I don’t think my grandfather lasted much after that. A wake in the Bronx, a funeral in Valhalla Cemetary in Westchester. I know I have not gone there since then. I do not even go to the grave of my parents. Annemarie did and Brian has. Not me though. I usually only think of my mother anyhow. I have been driven past it more than I had ever visited.

Today is supposed to be the first day of yet another heat wave. I wore jeans today, though tomorrow I am certain I will be wearing shorts. Yancy will be here once again in the morning. I think he will have a few things to say regarding mistakes that I had made yesterday. Mistakes that were corrected in a minute or two after they were made but the whole rationale is that they should not have been made in the first place.

I tried to cover up and explain as things went on and I hoped that no one from my team took notice of it but the voice in the back of my head tells me, of course they know and I am in big trouble, in danger of losing my job which would be awful.

Now I keep my head down.
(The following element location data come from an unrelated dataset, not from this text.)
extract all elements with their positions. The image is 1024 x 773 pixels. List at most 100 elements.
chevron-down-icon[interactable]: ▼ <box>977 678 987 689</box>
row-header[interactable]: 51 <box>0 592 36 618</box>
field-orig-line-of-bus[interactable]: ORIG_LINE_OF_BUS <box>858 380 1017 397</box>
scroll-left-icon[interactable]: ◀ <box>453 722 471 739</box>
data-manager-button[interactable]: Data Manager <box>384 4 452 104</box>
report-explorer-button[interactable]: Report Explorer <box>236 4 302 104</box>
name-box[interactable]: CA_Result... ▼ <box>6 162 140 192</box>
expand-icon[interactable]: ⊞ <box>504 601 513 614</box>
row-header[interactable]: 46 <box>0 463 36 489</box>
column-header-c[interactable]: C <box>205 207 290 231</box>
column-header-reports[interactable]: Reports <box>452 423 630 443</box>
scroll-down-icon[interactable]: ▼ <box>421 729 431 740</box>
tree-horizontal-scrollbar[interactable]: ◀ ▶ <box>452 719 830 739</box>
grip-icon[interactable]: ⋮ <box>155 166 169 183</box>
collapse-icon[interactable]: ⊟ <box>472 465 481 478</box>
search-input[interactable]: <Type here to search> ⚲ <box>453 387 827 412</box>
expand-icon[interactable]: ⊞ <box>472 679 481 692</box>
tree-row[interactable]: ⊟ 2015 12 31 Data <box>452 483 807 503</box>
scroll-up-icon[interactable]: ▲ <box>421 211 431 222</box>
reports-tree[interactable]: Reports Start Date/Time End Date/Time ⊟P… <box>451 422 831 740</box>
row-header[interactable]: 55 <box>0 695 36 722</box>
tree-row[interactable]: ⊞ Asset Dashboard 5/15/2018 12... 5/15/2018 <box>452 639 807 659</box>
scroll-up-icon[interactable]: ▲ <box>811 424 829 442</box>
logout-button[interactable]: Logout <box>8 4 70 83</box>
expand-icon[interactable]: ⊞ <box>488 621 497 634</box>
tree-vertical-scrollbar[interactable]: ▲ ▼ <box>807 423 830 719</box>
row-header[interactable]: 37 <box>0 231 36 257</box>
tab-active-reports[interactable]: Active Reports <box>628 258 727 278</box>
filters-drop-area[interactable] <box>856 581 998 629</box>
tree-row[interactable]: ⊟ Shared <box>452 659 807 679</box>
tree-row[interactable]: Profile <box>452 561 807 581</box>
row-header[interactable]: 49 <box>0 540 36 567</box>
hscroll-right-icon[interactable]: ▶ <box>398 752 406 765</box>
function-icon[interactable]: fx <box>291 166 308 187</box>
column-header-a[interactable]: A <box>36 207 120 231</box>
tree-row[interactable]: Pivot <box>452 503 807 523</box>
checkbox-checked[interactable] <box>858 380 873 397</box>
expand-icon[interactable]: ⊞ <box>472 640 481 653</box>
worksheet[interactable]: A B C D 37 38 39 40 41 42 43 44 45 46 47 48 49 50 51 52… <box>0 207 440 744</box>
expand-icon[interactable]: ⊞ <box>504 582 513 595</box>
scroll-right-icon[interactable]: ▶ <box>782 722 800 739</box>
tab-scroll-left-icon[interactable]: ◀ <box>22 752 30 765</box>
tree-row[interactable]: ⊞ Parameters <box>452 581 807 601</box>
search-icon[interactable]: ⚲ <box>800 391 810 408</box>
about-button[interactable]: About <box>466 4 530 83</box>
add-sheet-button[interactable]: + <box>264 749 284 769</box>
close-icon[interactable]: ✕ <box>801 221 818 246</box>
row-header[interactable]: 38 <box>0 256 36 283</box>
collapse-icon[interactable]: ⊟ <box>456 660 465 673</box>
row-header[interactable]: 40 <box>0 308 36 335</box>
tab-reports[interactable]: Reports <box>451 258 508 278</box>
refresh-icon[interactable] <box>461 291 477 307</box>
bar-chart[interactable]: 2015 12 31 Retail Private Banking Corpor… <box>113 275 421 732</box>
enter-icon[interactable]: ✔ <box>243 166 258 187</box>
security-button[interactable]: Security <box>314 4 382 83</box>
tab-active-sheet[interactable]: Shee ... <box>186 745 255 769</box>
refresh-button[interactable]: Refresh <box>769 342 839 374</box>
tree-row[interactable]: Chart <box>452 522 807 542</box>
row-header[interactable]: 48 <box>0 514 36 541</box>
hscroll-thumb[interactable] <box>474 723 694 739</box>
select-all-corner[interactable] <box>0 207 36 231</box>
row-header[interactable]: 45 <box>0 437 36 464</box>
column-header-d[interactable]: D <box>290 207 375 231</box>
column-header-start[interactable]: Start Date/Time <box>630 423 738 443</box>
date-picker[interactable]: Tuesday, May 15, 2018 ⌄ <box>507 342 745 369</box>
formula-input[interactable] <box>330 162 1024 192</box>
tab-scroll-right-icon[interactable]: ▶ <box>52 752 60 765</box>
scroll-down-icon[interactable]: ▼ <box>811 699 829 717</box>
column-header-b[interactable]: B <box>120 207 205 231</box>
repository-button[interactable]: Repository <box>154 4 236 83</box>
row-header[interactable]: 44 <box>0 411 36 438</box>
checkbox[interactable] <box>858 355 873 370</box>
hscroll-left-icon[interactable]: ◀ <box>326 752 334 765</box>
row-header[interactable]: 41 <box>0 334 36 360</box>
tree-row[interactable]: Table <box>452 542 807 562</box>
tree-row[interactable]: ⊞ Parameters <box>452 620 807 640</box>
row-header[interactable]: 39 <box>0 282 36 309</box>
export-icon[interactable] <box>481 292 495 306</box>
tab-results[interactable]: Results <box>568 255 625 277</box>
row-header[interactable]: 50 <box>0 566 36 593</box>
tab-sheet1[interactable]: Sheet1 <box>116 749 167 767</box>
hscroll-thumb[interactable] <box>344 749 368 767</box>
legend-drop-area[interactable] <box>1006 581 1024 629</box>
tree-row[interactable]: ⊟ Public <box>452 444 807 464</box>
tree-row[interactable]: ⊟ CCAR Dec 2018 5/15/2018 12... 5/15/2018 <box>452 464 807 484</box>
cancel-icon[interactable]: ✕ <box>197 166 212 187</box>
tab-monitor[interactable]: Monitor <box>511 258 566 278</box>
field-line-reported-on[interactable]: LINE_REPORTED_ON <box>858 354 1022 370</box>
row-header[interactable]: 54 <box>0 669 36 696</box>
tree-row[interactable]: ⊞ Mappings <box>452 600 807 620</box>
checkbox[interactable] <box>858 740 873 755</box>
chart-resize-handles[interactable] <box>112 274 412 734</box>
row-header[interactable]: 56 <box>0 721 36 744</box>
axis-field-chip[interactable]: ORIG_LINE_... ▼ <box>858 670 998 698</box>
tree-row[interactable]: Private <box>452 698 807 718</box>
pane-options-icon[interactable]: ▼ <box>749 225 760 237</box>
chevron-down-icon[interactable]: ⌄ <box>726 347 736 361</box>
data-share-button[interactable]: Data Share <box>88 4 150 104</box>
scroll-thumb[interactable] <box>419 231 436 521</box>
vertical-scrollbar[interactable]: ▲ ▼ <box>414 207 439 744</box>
I had a major request of a couple of dozen names and it was mainly all copying and pasting and that leaves no room for mistakes but knowing me I will always find a way to make a mistake.

I just finished listening to Pink Flag from Wire, a group that sort of resembles the Jack Chicks that I wrote about yesterday. I have to say the comment posted about yesterday’s post was a little bit better than the original post.

It is time to have lunch but I am not hungry. I ate because it was time to eat.

Then a two hour online class about sexual harrassment. Apparently, I’ve been doing it all wrong (insert rimshot) https://instantrimshot.com/
That’s about it. 105° is expected for tomorrow.